Jotham was succeeded as king of Judah by Ahaz in 735 B.C.E. 2 Kings 16-5 asserts that Rezin of Damascus and Pekah of Israel besieged Jerusalem but were unable to capture it. Historians believe that they may have been trying to force Ahaz to join them in an anti-Assyrian alliance. If that was indeed their motivation, they badly misjudged the situation; rather than joining the two kings, Jotham turned to Tiglath-pileser for help—help that came at a price, of course; in the time-honored way of such things, Jotham presented Tiglath-pileser with the gold and silver from the Jerusalem temple and royal palace. In return, Tiglath-pileser, now embarked on his second western campaign (734-732 B.C.E.), in which he would capture Damascus and exile its people and kill Rezin.

Tiglath-pileser’s second campaign significantly changed the political map of the region. Even before he defeated Damascus, the Assyrian monarch conquered Phoenician cities along the Mediterranean coast, Philistine cities further south and went as far as “the Wadi of Egypt” (Wadi el-Arish), the southern border of Palestine. While Damascus was still under siege, in 733 B.C.E., Tiglath-pileser turned his attention to Israel. He captured the lands of Naphtali (between modern Haifa and Tyre), upper Galilee and northern Transjordan. Following Assyrian policy, more than 13,000 Israelites were deported. The Israelite kingdom survived only when Hoshea son of Elah assassinated Pekah and pledged his loyalty to Tiglath-pileser.

The portion of Israel that survived the ravages of Tiglath-pileser’s campaign was little more than a rump state that consisted of only the highlands of Ephraim. Tiglath-pileser was now in control of the Via Maris, the trade route along the Mediterranean coast, and he had indirect control—thanks to the tribute paid to him by the local kingdoms–of the King’s Highway, the inland route that carried goods from Arabia to Syria and beyond.

The peaceful period between Israel and Assyria did not last long, however. Tiglath-pileser died in 727 B.C.E. and was succeeded by Shalmaneser V. The historical record and the Biblical account are incomplete, but it seems that Hoshea may have become involved with a revolt against Tyre that brought Shalmaneser west. Either on his way to or from Tyre, Shalmeneser, in about 725 B.C.E., marched against Israel and laid siege to Samaria, a siege that lasted for three years. Though Shalmaneser eventually captured Samaria in 722 B.C.E., he died a few months later.

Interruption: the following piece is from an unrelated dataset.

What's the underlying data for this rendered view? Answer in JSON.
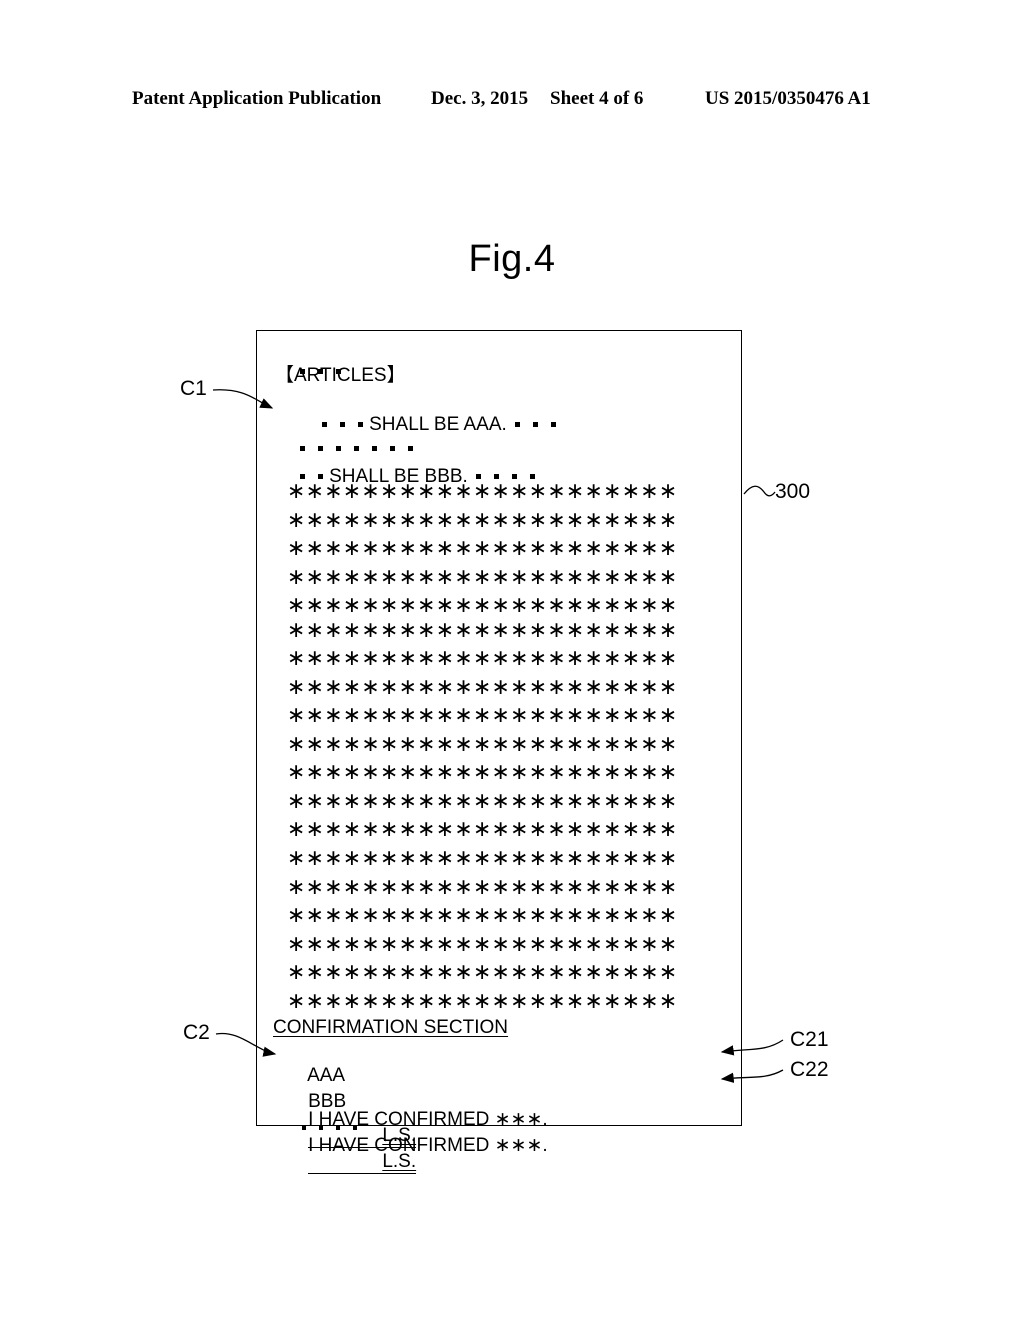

His successor, Sargon II (722-705 B.C.E.) boasted of having captured Samaria, but both the Bible and the Babylonian Chronicle make clear that it was Shalmaneser who was responsible for that. What Sargon was responsible for, however, was the deportation of the Israelites to Assyria in 720 B.C.E. (the brief Biblical account, in 2 Kings 18-9-11, makes it seem that Shalmeneser was responsible for both the capture of Samaria and the exile of the Israelite kingdom’s inhabitants in 722 B.C.E.). Sargon was responding to a revolt against him in Gaza, an uprising that was quickly joined by Damascus and Samaria.

Sargon quelled the revolt and extended his rule to the border of Egypt, which for the first time was forced to pay tribute to Assyria.

Sargon inflicted on the Israelites a practice made infamous by Tiglath-pileser- the two-way relocation of conquered peoples. Vanquished regions in the west saw their inhabitants forcibly removed to the eastern parts of the Assyrian empire, and peoples from the east were exiled west. 2 Kings 17-6 records that the Israelites were “carried away to Assyria,” while 2 Kings 17-24 notes that peoples from Babylon and elsewhere in the east were sent to Samaria.

The 200-year history of the northern kingdom of Israel, which for a time was a regional power, thus came to an end. Its lands were now the Assyrian provinces of Dor, Gilead, Megiddo and Samaria. Its people soon disappeared from history and thereafter became known as the fabled Ten Lost Tribes of Israel.